For the Fall 2013 children's announcements issue, we spoke with nine writers whose trilogies are drawing to a close this fall. They shared what it takes to keep dozens of characters and thousands of pages straight--and how it feels when it's all over.

Any special method for keeping details straight?

I have a “bible” that helps me remember each character’s birthday and eye color, a master calendar of scenes, and posters full of old Alcatraz photos, but the most incredible method I have for keeping track is a rock in the middle of the San Francisco Bay. I live within walking distance of the ferry. Alcatraz Island circa 2013 feels remarkably like Alcatraz Island circa 1935.

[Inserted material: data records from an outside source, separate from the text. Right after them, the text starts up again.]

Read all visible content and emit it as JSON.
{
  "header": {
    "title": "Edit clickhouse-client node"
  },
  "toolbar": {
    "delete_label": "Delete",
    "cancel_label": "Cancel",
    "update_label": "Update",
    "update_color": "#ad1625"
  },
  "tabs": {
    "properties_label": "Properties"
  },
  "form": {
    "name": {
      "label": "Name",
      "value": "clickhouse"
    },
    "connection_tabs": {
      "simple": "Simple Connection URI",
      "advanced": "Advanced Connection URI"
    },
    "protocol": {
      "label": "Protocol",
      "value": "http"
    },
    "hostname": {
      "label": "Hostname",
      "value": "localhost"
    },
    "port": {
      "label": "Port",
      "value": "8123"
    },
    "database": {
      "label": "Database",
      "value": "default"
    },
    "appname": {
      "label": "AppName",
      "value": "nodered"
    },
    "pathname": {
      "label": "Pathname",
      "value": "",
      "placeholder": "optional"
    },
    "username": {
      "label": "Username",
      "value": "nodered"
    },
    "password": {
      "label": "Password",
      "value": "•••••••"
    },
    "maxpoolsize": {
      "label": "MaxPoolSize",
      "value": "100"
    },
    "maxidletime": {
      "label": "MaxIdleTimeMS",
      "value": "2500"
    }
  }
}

How much stuff did you collect to complete the series?

I have three shelves with Alcatraz, autism, and Al Capone books, a file cabinet drawer, and two giant bins of files, but the most valuable assets are my Alcatraz friends. On July 20, I’ll be hosting a brunch for my favorite Alcatraz guard, my favorite prisoner, and one of my favorite Alcatraz “children.” In August, I’ll attend Alcatraz Alumni Day as I have for the last 13 years.

Did anything develop plot-wise that completely surprised you?

The real question is what developed plot-wise that didn’t surprise me. I always start out with a plan, but the characters refuse to do as they are told. In Al Capone Does My Homework, Piper’s behavior wasn’t just a surprise, it was a shock.

How does it feel to have finished?

I’m sad not to be Moose anymore. Boring, middle-aged women do not get their laundry done by world-famous gangsters.